Brown Skin Girl
All people of colour have a profound memory of their first experience of racism. It becomes a monumental event, usually in early childhood, that beckons the first realisation that you are fundamentally different from those around you.
Psychology has taught us that childhood experiences inevitably shape identity, sense of self and worldviews, and younger children are known for their ability to relate to each other through similarities and interests that aren’t influenced by racial differences. I was particularly lucky to grow up in South London – colourful, vibrant, and extremely diverse. I don’t ever recall being the only brown person. Yet, this diversity didn’t shield me from encountering racism. I was about 7 when a girl whispered that her mother didn’t want her to play with me because I had brown skin. It was such a life changing moment because I specifically saw my skin as something external from who I was as person, and that having brown skin wasn’t desirable.
This alienation became more apparent as I got older. Although I went to an all-girls school with a BAME population of over 90%, I quickly realised how brownness was characterised by a sense of invisibility and the crude stereotype of the nerdy, quiet, and submissive Asian girl. Brown people never played the lead in school plays, they were never seen in films (unless they were the awkward token characters), never represented in music, and I was a teenager before I had encountered a brown character in a book. South Asian culture has constantly been ridiculed, marginalised, and suppressed. Even in their rare representations, they are only used as mouthpieces to affirm western values, particularly white saviour-ism.
Not only was the exclusion of brown people so normalised, but it was also reciprocated by South Asians. Particularly from my family, I noticed a desire to remain invisible. Ever since I remember, my parents demanded a clear-cut demarcation between Western society and our conservative South Asian household. I wasn’t locked up in the house and not allowed to have friends of other ethnicities, but my parents always warned me that I would never be ‘one of them’. My traditional parents emphasised difference as a defence mechanism against racism and to preserve our culture. This burden is disproportionately placed on the shoulders of females – who become flag bearers of honour. The policing of clothing, sexuality and the restriction of movement served to emphasise the difference between a respectable South Asian female in relation to a more ‘loose’ Westernised female.

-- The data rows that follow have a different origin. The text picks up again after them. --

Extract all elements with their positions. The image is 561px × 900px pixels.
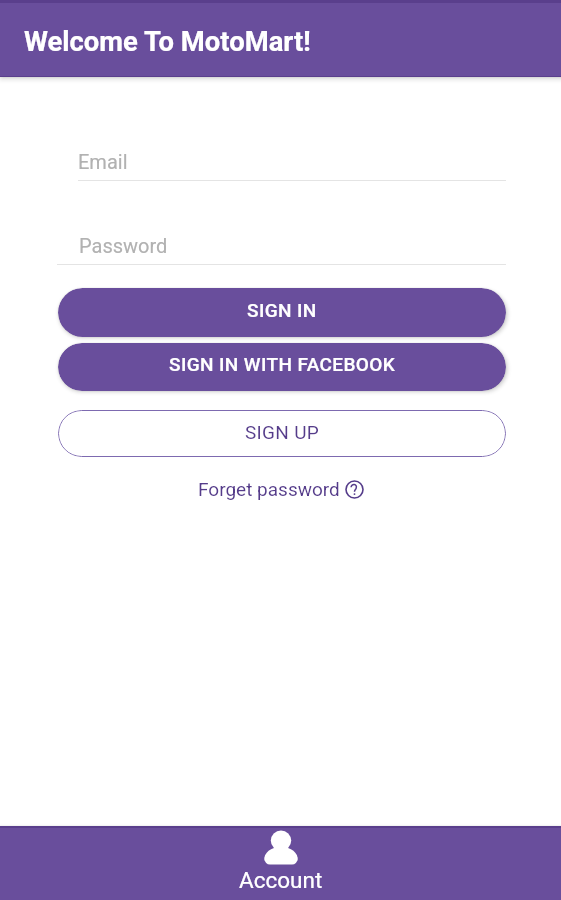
staticText: Account [239,867,323,893]
button[interactable]: Welcome To MotoMart! [0,0,561,77]
staticText: SIGN IN [247,299,317,321]
button[interactable]: Account [209,826,353,896]
staticText: Password [79,234,168,257]
staticText: Email [78,150,128,173]
button[interactable]: SIGN IN [58,288,506,337]
button[interactable]: Password [57,229,506,265]
staticText: SIGN IN WITH FACEBOOK [169,353,396,375]
other: Account [263,826,299,870]
button[interactable]: SIGN IN WITH FACEBOOK [58,343,506,391]
button[interactable]: Email [78,145,506,181]
button[interactable]: Forget password [198,478,364,500]
button[interactable]: SIGN UP [58,410,506,457]
staticText: Forget password [198,478,340,500]
staticText: Welcome To MotoMart! [24,26,311,58]
staticText: SIGN UP [245,421,320,443]
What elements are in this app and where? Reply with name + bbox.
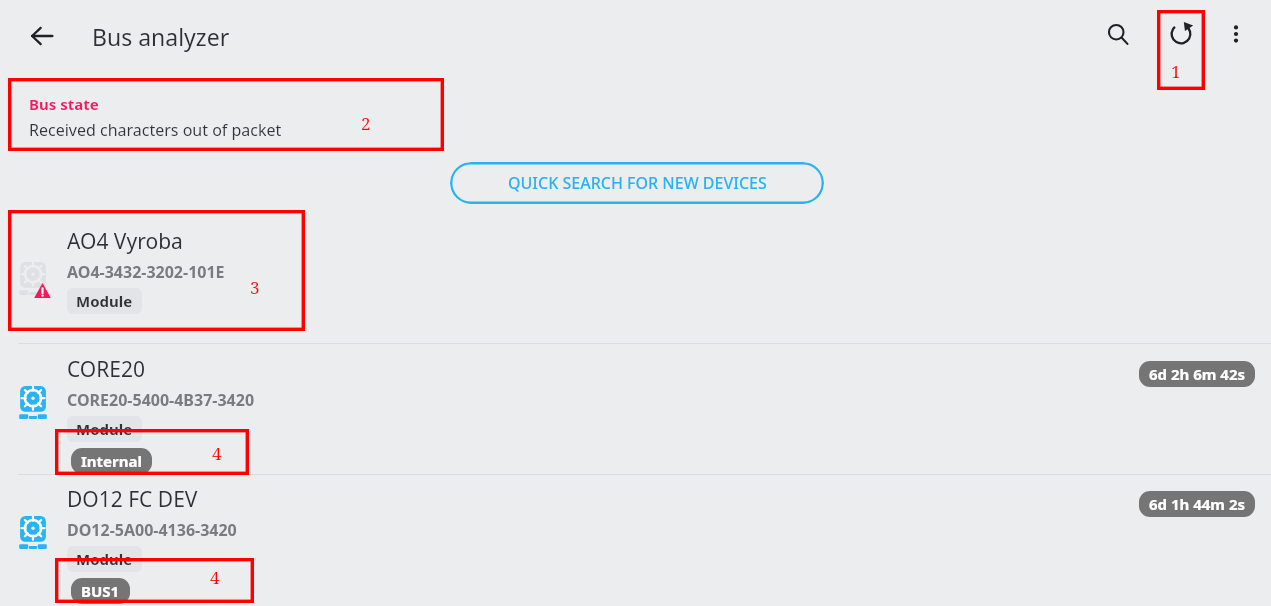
staticText: Internal [81,451,142,471]
button[interactable]: Module [67,416,142,442]
button[interactable]: More options [1216,14,1256,54]
button[interactable]: Module [67,546,142,572]
staticText: CORE20-5400-4B37-3420 [67,389,255,411]
button[interactable]: Back [22,16,62,56]
staticText: Module [76,549,133,569]
staticText: Module [76,419,133,439]
staticText: Received characters out of packet [29,119,282,141]
staticText: AO4 Vyroba [67,227,183,256]
staticText: DO12 FC DEV [67,485,198,514]
button[interactable]: Search [1098,14,1138,54]
staticText: 4 [210,566,220,589]
staticText: 6d 1h 44m 2s [1149,494,1245,514]
button[interactable]: Module [67,288,142,314]
button[interactable]: 6d 1h 44m 2s [1139,491,1255,517]
staticText: Bus state [29,94,99,114]
button[interactable]: 6d 2h 6m 42s [1139,361,1255,387]
button[interactable]: QUICK SEARCH FOR NEW DEVICES [450,162,824,204]
staticText: 4 [212,442,222,465]
staticText: DO12-5A00-4136-3420 [67,519,237,541]
button[interactable]: CORE20 [0,344,1271,474]
staticText: Module [76,291,133,311]
staticText: 2 [361,112,371,135]
button[interactable]: Internal [71,448,152,474]
staticText: BUS1 [81,581,120,601]
button[interactable]: DO12 FC DEV [0,474,1271,604]
staticText: Bus analyzer [92,21,230,52]
button[interactable]: Refresh [1161,14,1201,54]
button[interactable]: BUS1 [71,578,130,604]
staticText: AO4-3432-3202-101E [67,261,225,283]
button[interactable]: AO4 Vyroba [0,214,1271,343]
staticText: QUICK SEARCH FOR NEW DEVICES [508,172,767,194]
button[interactable]: Bus state [8,78,444,151]
staticText: 1 [1171,60,1181,83]
staticText: 6d 2h 6m 42s [1149,364,1245,384]
staticText: 3 [250,276,260,299]
staticText: CORE20 [67,355,146,384]
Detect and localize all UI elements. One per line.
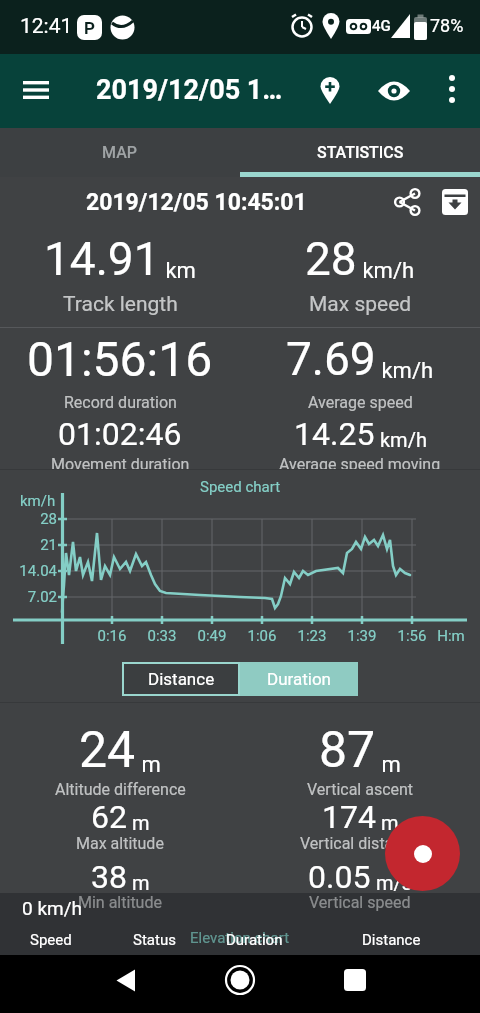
staticText: 7.02 <box>0 588 57 606</box>
button[interactable] <box>385 816 460 891</box>
staticText: 24 <box>79 721 136 780</box>
staticText: Duration <box>267 669 331 689</box>
staticText: m <box>376 752 401 778</box>
staticText: Vertical speed <box>309 893 411 912</box>
staticText: 14.91 <box>44 232 160 286</box>
button[interactable]: STATISTICS <box>240 128 480 177</box>
staticText: 21 <box>0 536 57 554</box>
button[interactable] <box>96 956 154 1004</box>
staticText: 1:56 <box>387 627 437 645</box>
staticText: m <box>127 871 150 894</box>
button[interactable] <box>306 67 354 115</box>
staticText: km <box>160 258 196 284</box>
staticText: 0.05 <box>308 858 371 896</box>
staticText: Vertical ascent <box>307 780 414 799</box>
staticText: Max speed <box>309 292 412 317</box>
staticText: 12:41 <box>20 14 73 39</box>
staticText: m/s <box>371 871 413 894</box>
staticText: km/h <box>375 428 427 451</box>
staticText: Elevation chart <box>190 929 290 947</box>
staticText: 0 km/h <box>22 897 82 919</box>
staticText: P <box>84 18 95 38</box>
button[interactable] <box>370 67 418 115</box>
staticText: 28 <box>0 510 57 528</box>
staticText: Duration <box>226 931 283 949</box>
staticText: 7.69 <box>286 332 376 386</box>
button[interactable] <box>430 67 474 111</box>
staticText: Vertical distance <box>300 834 420 853</box>
button[interactable] <box>432 179 478 225</box>
staticText: 0:33 <box>137 627 187 645</box>
staticText: 78% <box>430 15 464 36</box>
staticText: Average speed <box>308 393 413 412</box>
staticText: 87 <box>319 721 376 780</box>
staticText: Max altitude <box>76 834 164 853</box>
staticText: Movement duration <box>51 455 190 469</box>
staticText: Min altitude <box>78 893 162 912</box>
staticText: Altitude difference <box>55 780 186 799</box>
staticText: MAP <box>102 143 138 162</box>
staticText: 1:06 <box>237 627 287 645</box>
staticText: m <box>127 811 150 834</box>
staticText: Speed <box>30 931 72 949</box>
button[interactable] <box>326 956 384 1004</box>
staticText: 14.25 <box>294 415 375 453</box>
button[interactable]: MAP <box>0 128 240 177</box>
staticText: 4G <box>372 17 391 35</box>
staticText: 0:49 <box>187 627 237 645</box>
staticText: 14.04 <box>0 562 57 580</box>
staticText: 1:39 <box>337 627 387 645</box>
button[interactable] <box>384 179 430 225</box>
button[interactable]: Duration <box>240 662 358 696</box>
staticText: 1:23 <box>287 627 337 645</box>
staticText: H:m <box>426 627 476 645</box>
staticText: 2019/12/05 1… <box>96 74 283 106</box>
staticText: 38 <box>91 858 127 896</box>
staticText: STATISTICS <box>317 143 404 162</box>
staticText: Average speed moving <box>279 455 441 469</box>
staticText: 0:16 <box>87 627 137 645</box>
staticText: 174 <box>322 798 376 836</box>
button[interactable] <box>211 956 269 1004</box>
button[interactable] <box>12 66 60 114</box>
staticText: km/h <box>20 492 56 510</box>
staticText: km/h <box>357 258 415 284</box>
staticText: m <box>136 752 161 778</box>
staticText: 01:02:46 <box>58 415 182 453</box>
staticText: Track length <box>63 292 178 317</box>
staticText: 28 <box>305 232 357 286</box>
staticText: m <box>376 811 399 834</box>
staticText: Status <box>133 931 176 949</box>
staticText: Speed chart <box>200 478 281 496</box>
staticText: Record duration <box>64 393 177 412</box>
staticText: Distance <box>362 931 421 949</box>
staticText: km/h <box>376 358 434 384</box>
staticText: Distance <box>148 669 215 689</box>
staticText: 01:56:16 <box>27 331 213 387</box>
staticText: 2019/12/05 10:45:01 <box>86 189 307 216</box>
staticText: 62 <box>91 798 127 836</box>
button[interactable]: Distance <box>122 662 240 696</box>
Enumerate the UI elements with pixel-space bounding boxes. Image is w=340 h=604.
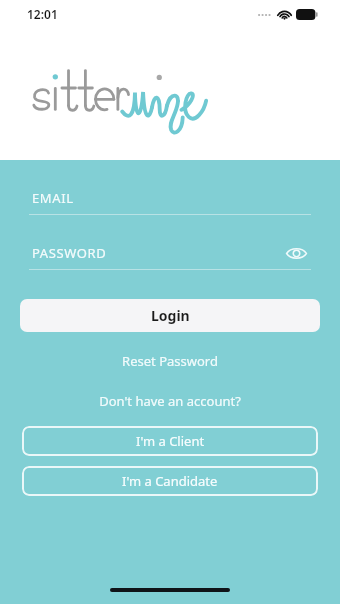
staticText: EMAIL [32,189,74,207]
staticText: Don't have an account? [99,392,241,410]
button[interactable]: Login [20,299,320,332]
staticText: I'm a Client [136,432,205,450]
button[interactable]: I'm a Candidate [22,466,318,496]
button[interactable]: Show password [281,241,311,265]
staticText: PASSWORD [32,244,107,262]
staticText: I'm a Candidate [122,472,218,490]
button[interactable]: Don't have an account? [87,390,253,412]
staticText: 12:01 [27,6,58,22]
button[interactable]: Reset Password [110,350,230,372]
button[interactable]: I'm a Client [22,426,318,456]
staticText: Reset Password [122,352,218,370]
staticText: Login [151,306,190,325]
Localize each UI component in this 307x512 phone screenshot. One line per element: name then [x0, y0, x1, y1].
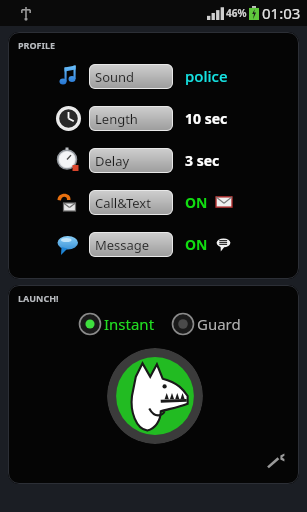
button[interactable]: Guard [169, 310, 243, 338]
button[interactable]: Launch alarm [107, 348, 203, 444]
button[interactable]: Message [89, 232, 173, 257]
staticText: Length [95, 110, 138, 128]
button[interactable]: Instant [76, 310, 157, 338]
staticText: Delay [95, 152, 130, 170]
staticText: police [185, 66, 228, 86]
staticText: ON [185, 193, 208, 212]
button[interactable]: Length [89, 106, 173, 131]
staticText: Sound [95, 68, 135, 86]
staticText: Guard [197, 314, 241, 334]
staticText: 46% [226, 6, 247, 20]
staticText: LAUNCH! [18, 292, 59, 304]
button[interactable]: Settings [261, 446, 291, 476]
button[interactable]: Sound [89, 64, 173, 89]
staticText: Message [95, 236, 150, 254]
staticText: 3 sec [185, 151, 220, 170]
button[interactable]: Call&Text [89, 190, 173, 215]
staticText: PROFILE [18, 39, 56, 51]
staticText: 01:03 [262, 3, 301, 23]
staticText: Call&Text [95, 194, 151, 212]
staticText: ON [185, 235, 208, 254]
staticText: Instant [104, 314, 155, 334]
button[interactable]: Delay [89, 148, 173, 173]
staticText: 10 sec [185, 109, 228, 128]
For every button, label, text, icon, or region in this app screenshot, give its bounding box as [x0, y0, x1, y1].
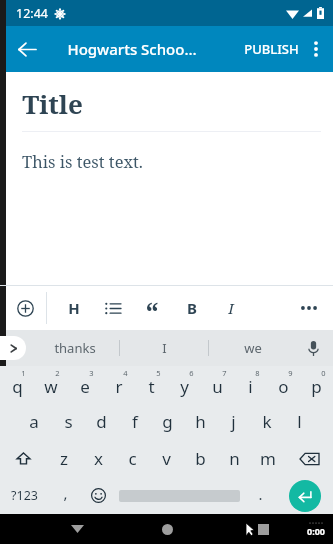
button[interactable]: a	[17, 403, 51, 440]
button[interactable]: Recents	[248, 514, 278, 544]
staticText: 0:00	[307, 525, 325, 537]
staticText: t	[148, 375, 155, 398]
staticText: v	[162, 447, 171, 470]
button[interactable]: Back	[10, 32, 44, 66]
button[interactable]: Home	[152, 514, 182, 544]
button[interactable]: we	[209, 330, 297, 366]
staticText: “	[145, 293, 159, 323]
staticText: u	[212, 375, 223, 398]
button[interactable]: Emoji	[82, 477, 115, 514]
button[interactable]: Bold	[177, 293, 207, 323]
button[interactable]: 3	[68, 366, 102, 403]
button[interactable]: 8	[234, 366, 267, 403]
button[interactable]: 6	[168, 366, 201, 403]
button[interactable]: More formatting	[293, 292, 325, 324]
staticText: I	[162, 339, 167, 357]
staticText: Hogwarts Schoo…	[67, 39, 197, 59]
staticText: 12:44	[16, 5, 48, 22]
staticText: 8	[255, 368, 260, 378]
button[interactable]: k	[250, 403, 283, 440]
button[interactable]: Heading	[59, 293, 89, 323]
button[interactable]: f	[118, 403, 151, 440]
staticText: B	[187, 298, 197, 318]
button[interactable]: Space	[115, 477, 244, 514]
button[interactable]: z	[47, 440, 81, 477]
button[interactable]: thanks	[30, 330, 119, 366]
button[interactable]: c	[115, 440, 149, 477]
staticText: c	[128, 447, 137, 470]
button[interactable]: 9	[267, 366, 300, 403]
button[interactable]: Bulleted list	[98, 293, 128, 323]
button[interactable]: ?123	[0, 477, 49, 514]
button[interactable]: 0	[300, 366, 333, 403]
staticText: z	[60, 447, 68, 470]
staticText: .	[258, 484, 263, 504]
staticText: a	[29, 410, 39, 433]
button[interactable]: 1	[0, 366, 34, 403]
staticText: n	[229, 447, 240, 470]
staticText: l	[297, 410, 302, 433]
button[interactable]: More options	[301, 34, 331, 64]
staticText: PUBLISH	[244, 40, 299, 58]
button[interactable]: j	[217, 403, 250, 440]
staticText: i	[248, 375, 253, 398]
staticText: ?123	[11, 487, 38, 504]
staticText: h	[195, 410, 206, 433]
button[interactable]: Enter	[277, 477, 333, 514]
staticText: x	[94, 447, 103, 470]
button[interactable]: Voice input	[299, 334, 327, 362]
staticText: j	[231, 410, 236, 433]
button[interactable]: 2	[34, 366, 68, 403]
button[interactable]: m	[251, 440, 285, 477]
staticText: k	[262, 410, 272, 433]
staticText: o	[278, 375, 289, 398]
button[interactable]: Title	[22, 86, 83, 121]
button[interactable]: g	[151, 403, 184, 440]
button[interactable]: 4	[102, 366, 135, 403]
staticText: Title	[22, 86, 83, 121]
staticText: 3	[89, 368, 94, 378]
staticText: 5	[156, 368, 161, 378]
staticText: 4	[123, 368, 128, 378]
button[interactable]: Back	[62, 514, 92, 544]
staticText: H	[68, 298, 80, 318]
staticText: f	[132, 410, 138, 433]
button[interactable]: d	[85, 403, 118, 440]
button[interactable]: 5	[135, 366, 168, 403]
button[interactable]: v	[149, 440, 183, 477]
button[interactable]: Backspace	[285, 440, 333, 477]
button[interactable]: h	[184, 403, 217, 440]
staticText: we	[244, 339, 262, 357]
staticText: d	[96, 410, 107, 433]
button[interactable]: Add media	[9, 292, 41, 324]
button[interactable]: Hogwarts Schoo…	[67, 39, 197, 59]
staticText: s	[64, 410, 73, 433]
button[interactable]: .	[244, 477, 277, 514]
staticText: b	[195, 447, 206, 470]
button[interactable]: Expand suggestions	[0, 336, 26, 360]
button[interactable]: Quote	[137, 293, 167, 323]
button[interactable]: 7	[201, 366, 234, 403]
staticText: 7	[222, 368, 227, 378]
button[interactable]: ,	[49, 477, 82, 514]
button[interactable]: l	[283, 403, 316, 440]
button[interactable]: n	[217, 440, 251, 477]
staticText: I	[228, 298, 234, 318]
button[interactable]: Shift	[0, 440, 47, 477]
staticText: 1	[21, 368, 26, 378]
staticText: m	[260, 447, 276, 470]
button[interactable]: b	[183, 440, 217, 477]
button[interactable]: This is test text.	[22, 150, 321, 172]
button[interactable]: x	[81, 440, 115, 477]
staticText: 9	[288, 368, 293, 378]
staticText: w	[44, 375, 58, 398]
button[interactable]: I	[120, 330, 208, 366]
button[interactable]: Italic	[216, 293, 246, 323]
staticText: 2	[55, 368, 60, 378]
staticText: p	[311, 375, 322, 398]
staticText: 0	[321, 368, 326, 378]
button[interactable]: s	[51, 403, 85, 440]
staticText: thanks	[54, 339, 96, 357]
staticText: 6	[189, 368, 194, 378]
button[interactable]: PUBLISH	[240, 32, 303, 66]
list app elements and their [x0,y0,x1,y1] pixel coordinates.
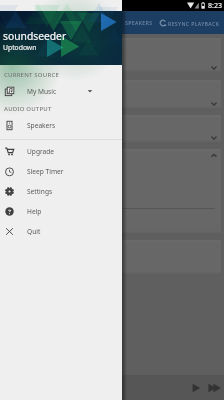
staticText: CURRENT SOURCE [4,71,59,79]
button[interactable] [3,38,221,74]
staticText: Settings [27,187,53,196]
button[interactable]: Sleep Timer [0,161,122,181]
button[interactable]: Next track [207,381,221,395]
staticText: soundseeder [3,29,67,43]
staticText: RESYNC PLAYBACK [168,20,220,27]
button[interactable]: Play [189,381,203,395]
staticText: Uptodown [3,43,37,52]
button[interactable] [3,240,221,276]
staticText: 8:23 [208,1,222,11]
button[interactable] [3,80,221,110]
button[interactable]: Settings [0,181,122,201]
staticText: Upgrade [27,147,54,156]
staticText: Sleep Timer [27,167,64,176]
staticText: Quit [27,227,41,236]
button[interactable] [3,115,221,144]
button[interactable]: My Music [0,81,122,101]
button[interactable]: SPEAKERS [121,19,157,26]
staticText: AUDIO OUTPUT [4,105,52,113]
staticText: Speakers [27,121,56,130]
button[interactable]: Speakers [0,115,122,135]
button[interactable] [3,149,221,235]
staticText: My Music [27,87,57,96]
button[interactable]: RESYNC PLAYBACK [159,19,220,27]
button[interactable]: Quit [0,221,122,241]
button[interactable]: Upgrade [0,141,122,161]
button[interactable]: Help [0,201,122,221]
staticText: SPEAKERS [125,19,153,26]
staticText: Help [27,207,42,216]
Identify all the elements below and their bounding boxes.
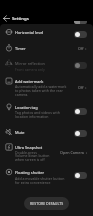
staticText: camera. [15, 92, 29, 97]
staticText: location information [15, 114, 49, 119]
staticText: Off › [78, 85, 87, 90]
button[interactable]: Mirror reflection [0, 56, 93, 73]
staticText: Floating shutter [15, 170, 45, 175]
button[interactable] [74, 172, 87, 179]
staticText: RESTORE DEFAULTS [30, 201, 64, 206]
button[interactable]: Horizontal level [0, 25, 93, 40]
staticText: Settings [12, 15, 29, 21]
button[interactable] [74, 62, 87, 69]
staticText: Ultra Snapshot [15, 145, 43, 150]
button[interactable]: Settings [0, 12, 93, 24]
button[interactable]: Location tag [0, 100, 93, 120]
button[interactable]: Floating shutter [0, 165, 93, 186]
button[interactable] [74, 130, 87, 137]
staticText: for extra convenience [15, 180, 51, 185]
staticText: to photos taken with the rear [15, 88, 63, 93]
staticText: Add a movable shutter button [15, 176, 65, 181]
button[interactable]: Mute [0, 125, 93, 140]
staticText: Mute [15, 130, 25, 135]
button[interactable] [74, 108, 87, 115]
button[interactable]: Timer [0, 40, 93, 55]
button[interactable]: Add watermark [0, 74, 93, 98]
staticText: Open Camera › [60, 150, 87, 155]
staticText: Volume down button [15, 153, 50, 158]
staticText: Mirror reflection [15, 61, 45, 66]
button[interactable]: Ultra Snapshot [0, 140, 93, 163]
staticText: when screen is off [15, 157, 45, 162]
staticText: Add watermark [15, 79, 44, 84]
button[interactable] [74, 31, 87, 38]
staticText: Double-press [15, 150, 37, 155]
staticText: Location tag [15, 105, 38, 110]
button[interactable]: RESTORE DEFAULTS [24, 197, 69, 210]
staticText: Automatically add a watermark [15, 84, 67, 89]
staticText: Timer [15, 46, 26, 51]
staticText: Off › [78, 46, 87, 51]
staticText: Horizontal level [15, 30, 44, 35]
staticText: Tag photos and videos with [15, 110, 60, 115]
staticText: Front camera only [15, 67, 45, 72]
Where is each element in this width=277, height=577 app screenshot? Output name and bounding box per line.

However, this self-segregation is also a result of internalised racism. As racism relies on a power interplay in which whiteness is superior and every ‘other’ race is inferior, many victims of historical racism internalise their oppression. This is evident in colourism and the South Asian obsession with fair skin. Many South Asian girls will remember being told to stay out of the sun or the pressure to use fairness cream to lighten their complexion. The global skin whitening market is a multi-billion industry which feeds upon internalised racism through equating whiteness with ideas of beauty and power. We even see it splashed across pop culture as Netflix’s Indian Matchmaking has shed light upon the casualised colourism in the Indian dating scene – the fact that complexion itself was a dating preference shows how colourism, an off-shoot of racism, continues to be perpetuated by racial ‘others’.
As "white" values were seen as immodest and corrupt, white skin continues to hold the utmost value. This coloniser complex, this love-hate relationship with whiteness creates an irresolvable complex – to be white or not to be white? It's only in the past decade where I have slowly seen a mass change in attitudes surrounding colourism and racism. In the Western world, I believe a large part of it is because of how far the black empowerment movements have progressed in educating a society that was hellbent on miseducating itself. It will take longer for the message to seep through the tall walls of the South Asian community, but I think we're getting there.